В лагере повстанцев находился скептик Кольки, которого я, к концу второй недели подготовки, уже превосходил по знанию турецкого языка на 6 слов. Ровно, как и служащих фармацевтической кампании, причисливших меня к карьерному инвалиду, уходившего в неизвестность с оплачиваемой работы, где вдобавок к премии выдавали халявный глицин и просроченную но-шпу. Но Колька понятное дело почему противился. Где ещё найдёшь такого пивного компаньона, согласного выслушивать его бред по любому информационному поводу. Но нашлись и родственники, также не пребывающие в восторге от смены деятельности одного из составляющих слово семья. Одной мамы с её провидческими вздохами хватило, чтобы мотивировать меня на покупку берушей и тщательного шпаклевания ватой дверного проёма, ведущего в мою комнату. Да что там, друзья и родственники, если даже пожилые кондуктора в автобусе, как мне казалось, смотрели на меня осуждающе, и осуждение это проявлялось в полной горсти мелочи, всучиваемой мне на сдачу, олицетворяющей пренебрежение к моей будущей профессии. Но с этими неприятностями мой мятежный дух играючи справлялся и с каждой такой занозой и после каждой ежевечерней молитвы становился лишь крепче.

Ещё один момент мне не давал полностью расслабиться в ожидании появления Натали, кроме того, что турецкие голуби не проникались доверчивостью к моей персоне.

Когда я ещё находился дома на этапе сбора общей информации о работе аниматорами, заметил на сайтах вакансий, что опытным аниматорам платят несколько больше, чем новичкам.
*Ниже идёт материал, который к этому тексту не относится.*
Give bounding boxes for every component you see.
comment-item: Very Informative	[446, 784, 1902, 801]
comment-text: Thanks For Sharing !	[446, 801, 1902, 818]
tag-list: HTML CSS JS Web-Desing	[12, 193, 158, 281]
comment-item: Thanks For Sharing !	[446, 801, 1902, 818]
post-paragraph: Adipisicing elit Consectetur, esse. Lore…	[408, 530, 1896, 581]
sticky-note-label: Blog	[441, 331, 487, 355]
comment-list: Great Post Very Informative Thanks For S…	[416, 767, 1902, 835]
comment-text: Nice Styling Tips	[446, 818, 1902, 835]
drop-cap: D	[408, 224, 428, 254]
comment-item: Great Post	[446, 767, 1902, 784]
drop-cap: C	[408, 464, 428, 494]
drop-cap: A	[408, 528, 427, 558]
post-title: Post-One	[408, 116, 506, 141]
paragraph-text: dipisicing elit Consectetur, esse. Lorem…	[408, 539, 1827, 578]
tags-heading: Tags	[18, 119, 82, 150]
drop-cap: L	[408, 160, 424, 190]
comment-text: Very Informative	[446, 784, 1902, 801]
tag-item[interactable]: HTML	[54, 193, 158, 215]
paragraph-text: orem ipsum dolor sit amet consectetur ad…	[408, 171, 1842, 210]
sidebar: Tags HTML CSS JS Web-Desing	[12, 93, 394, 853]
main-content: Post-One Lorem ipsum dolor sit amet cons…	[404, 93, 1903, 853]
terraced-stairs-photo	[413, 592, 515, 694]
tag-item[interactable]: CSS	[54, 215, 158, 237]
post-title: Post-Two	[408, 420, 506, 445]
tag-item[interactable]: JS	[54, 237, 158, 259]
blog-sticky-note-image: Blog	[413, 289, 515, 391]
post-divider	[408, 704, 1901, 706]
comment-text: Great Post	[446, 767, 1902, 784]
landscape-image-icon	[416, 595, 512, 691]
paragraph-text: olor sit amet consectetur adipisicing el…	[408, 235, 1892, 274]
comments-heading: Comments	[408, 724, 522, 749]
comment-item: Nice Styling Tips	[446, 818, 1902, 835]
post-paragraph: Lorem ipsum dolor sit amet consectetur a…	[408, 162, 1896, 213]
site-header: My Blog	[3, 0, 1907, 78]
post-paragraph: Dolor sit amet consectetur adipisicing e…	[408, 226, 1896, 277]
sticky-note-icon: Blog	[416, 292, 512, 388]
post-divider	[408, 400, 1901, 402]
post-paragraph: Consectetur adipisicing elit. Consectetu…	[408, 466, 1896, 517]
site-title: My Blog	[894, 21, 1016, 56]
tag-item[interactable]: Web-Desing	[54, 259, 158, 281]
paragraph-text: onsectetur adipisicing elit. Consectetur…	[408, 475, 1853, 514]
Будучи уже полуторанедельным бородачом, я вычитал что, разница в зарплате может составлять до 200-от зелёных в месяц, если искомый объект обладает хореографической или цирковой подготовкой, умеет проводить огненное шоу и шить карнавальные костюмы.

Поэтому в переписке с Натали, я указал, что работал аниматором в Египте около 2-ух месяцев. А что такого, проницательный читатель со слоновьей памятью? Почему сразу враньё? Наврал, наврал… Ну приукрасил чуток. Будучи на отдыхе, я же сонно наблюдал с шезлонга аквааэробику, играл с аниматорами в волейбол, видел шарики для бочи и приходил посмотреть вечернее шоу. То есть вольно соприкасался с миром аниматоров. Тем более там мне не платили зарплату. А две недели без зарплаты можно приравнять к 2-ум рабочим месяцам. Это любой адвокат скажет. Если его опоить палёной медовухой, конечно.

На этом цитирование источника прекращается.